The prime minister is also scheduled to hold a meeting with oxygen manufacturers.On Thursday, the Delhi High Court had directed the Centre to ensure that oxygen supplies and its transportation remained undisrupted. It asked the government to provide adequate security to the transporting vehicles and create special corridors.

Hours before that, the Centre had ordered that no restrictions should be imposed on the movement of medical oxygen between states. Prime Minister Narendra Modi also asked state governments to “come down heavily” on those who are hoarding oxygen used to treat coronavirus patients as several states faced shortages.

On vaccine policy

Kejriwal also objected to the different rates being charged from state governments and the Centre for the vaccine. He said “one nation, one rate” policy should be followed.

Everyone above 18 years of age can get vaccinated from May 1 in the Indian government’s third phase of inoculation.
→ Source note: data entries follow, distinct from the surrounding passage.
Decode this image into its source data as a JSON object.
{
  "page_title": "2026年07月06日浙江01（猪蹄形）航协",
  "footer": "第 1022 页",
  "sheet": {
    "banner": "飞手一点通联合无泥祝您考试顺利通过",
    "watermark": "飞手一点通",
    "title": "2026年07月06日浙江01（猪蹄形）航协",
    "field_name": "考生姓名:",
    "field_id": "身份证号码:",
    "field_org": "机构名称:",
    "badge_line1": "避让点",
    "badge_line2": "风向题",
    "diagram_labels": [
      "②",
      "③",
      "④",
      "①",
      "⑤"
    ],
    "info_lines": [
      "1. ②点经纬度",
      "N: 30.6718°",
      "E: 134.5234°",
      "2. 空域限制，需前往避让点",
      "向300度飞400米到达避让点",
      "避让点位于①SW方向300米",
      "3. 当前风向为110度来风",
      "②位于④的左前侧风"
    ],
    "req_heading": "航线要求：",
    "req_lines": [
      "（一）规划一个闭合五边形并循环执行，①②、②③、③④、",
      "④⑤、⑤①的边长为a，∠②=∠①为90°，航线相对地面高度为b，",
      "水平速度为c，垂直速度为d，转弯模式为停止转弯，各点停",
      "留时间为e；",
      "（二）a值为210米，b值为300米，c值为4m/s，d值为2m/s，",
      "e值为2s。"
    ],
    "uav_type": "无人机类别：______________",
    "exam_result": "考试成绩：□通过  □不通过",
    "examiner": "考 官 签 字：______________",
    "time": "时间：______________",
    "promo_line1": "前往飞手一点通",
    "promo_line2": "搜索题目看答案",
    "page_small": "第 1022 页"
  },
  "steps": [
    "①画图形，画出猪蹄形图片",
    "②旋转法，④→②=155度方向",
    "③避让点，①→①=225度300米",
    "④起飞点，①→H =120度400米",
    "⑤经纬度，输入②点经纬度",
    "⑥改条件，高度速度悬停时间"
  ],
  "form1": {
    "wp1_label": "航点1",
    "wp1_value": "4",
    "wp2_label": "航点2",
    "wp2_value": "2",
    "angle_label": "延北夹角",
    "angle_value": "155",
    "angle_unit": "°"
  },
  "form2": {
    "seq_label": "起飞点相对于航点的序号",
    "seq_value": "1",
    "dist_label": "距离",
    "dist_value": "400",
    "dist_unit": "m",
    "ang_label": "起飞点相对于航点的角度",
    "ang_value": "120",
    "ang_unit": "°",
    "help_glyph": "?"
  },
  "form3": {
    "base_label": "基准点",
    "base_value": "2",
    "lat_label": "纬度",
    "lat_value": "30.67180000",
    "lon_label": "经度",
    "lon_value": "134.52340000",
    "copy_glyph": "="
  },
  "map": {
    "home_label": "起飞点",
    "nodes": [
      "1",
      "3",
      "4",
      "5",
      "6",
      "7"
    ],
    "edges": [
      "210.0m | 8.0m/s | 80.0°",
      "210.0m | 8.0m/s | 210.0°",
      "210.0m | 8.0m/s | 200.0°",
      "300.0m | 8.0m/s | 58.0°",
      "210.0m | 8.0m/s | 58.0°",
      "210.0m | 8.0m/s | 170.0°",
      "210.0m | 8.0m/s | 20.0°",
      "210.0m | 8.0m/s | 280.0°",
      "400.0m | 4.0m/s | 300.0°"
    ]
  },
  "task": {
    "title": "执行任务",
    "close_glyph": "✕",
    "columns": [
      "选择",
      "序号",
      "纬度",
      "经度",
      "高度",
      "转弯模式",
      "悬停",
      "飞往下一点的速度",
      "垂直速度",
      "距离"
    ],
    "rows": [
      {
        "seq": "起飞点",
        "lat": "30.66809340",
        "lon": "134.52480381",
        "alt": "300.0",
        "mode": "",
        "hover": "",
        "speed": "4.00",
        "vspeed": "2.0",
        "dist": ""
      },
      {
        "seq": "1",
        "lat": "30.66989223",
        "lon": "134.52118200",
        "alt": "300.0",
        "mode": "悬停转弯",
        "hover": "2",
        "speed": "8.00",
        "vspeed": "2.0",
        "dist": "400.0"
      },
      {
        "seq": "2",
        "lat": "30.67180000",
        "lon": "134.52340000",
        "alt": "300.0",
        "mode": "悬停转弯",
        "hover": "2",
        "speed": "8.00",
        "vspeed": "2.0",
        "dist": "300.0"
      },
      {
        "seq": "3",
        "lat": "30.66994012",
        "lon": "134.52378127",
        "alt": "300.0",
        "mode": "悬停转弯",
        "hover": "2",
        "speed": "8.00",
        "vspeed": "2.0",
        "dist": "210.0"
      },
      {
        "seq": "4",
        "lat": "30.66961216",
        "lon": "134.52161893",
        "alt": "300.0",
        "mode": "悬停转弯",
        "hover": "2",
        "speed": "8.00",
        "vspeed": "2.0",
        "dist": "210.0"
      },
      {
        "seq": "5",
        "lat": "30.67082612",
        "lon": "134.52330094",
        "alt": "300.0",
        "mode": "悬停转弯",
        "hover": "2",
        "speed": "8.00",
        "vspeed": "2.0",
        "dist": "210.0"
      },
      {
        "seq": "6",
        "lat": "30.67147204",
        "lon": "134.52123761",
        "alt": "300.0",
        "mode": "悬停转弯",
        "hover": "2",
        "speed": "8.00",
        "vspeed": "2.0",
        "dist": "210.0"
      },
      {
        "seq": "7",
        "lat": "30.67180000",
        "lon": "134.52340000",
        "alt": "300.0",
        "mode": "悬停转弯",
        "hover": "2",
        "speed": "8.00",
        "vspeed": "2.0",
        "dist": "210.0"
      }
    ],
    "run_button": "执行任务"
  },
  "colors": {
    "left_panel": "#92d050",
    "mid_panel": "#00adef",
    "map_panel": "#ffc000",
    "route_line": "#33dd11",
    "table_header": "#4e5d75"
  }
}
Only those over 45 and frontline workers were being vaccinated against the disease so far. All Indian adults can register to get their vaccine on the government’s Co-WIN portal or the Aarogya Setu app from April 28.

Under the third phase of the inoculation drive, vaccine manufacturers can sell half their vaccines to state governments and the private hospitals. The Centre said it will provide vaccines free of cost for only the first 30 crore vulnerable persons. After that, vaccines will not be subsidised as they are being at present.

The Centre has also liberalised and deregulated vaccine prices, which means the cost of getting inoculated will vary in each state. Unless the states subsidise the shots, the doses are also likely to get very expensive, a decision that has drawn criticism from some experts and opposition parties, including the Congress.

The Centre has asked manufacturers to declare prices for 50% supply that would be available to state governments and in the open market before May 1. The Serum Institute of India’s coronavirus vaccine Covishield will be sold at Rs 400 a shot to state governments and Rs 600 to private hospitals. The Pune-based company will sell Covishield doses to Centre at Rs 400 per dose once the current purchase order ends. Earlier, the Centre used to get it at Rs 150 each, making it the cheapest available option if one gets a shot from a government hospital.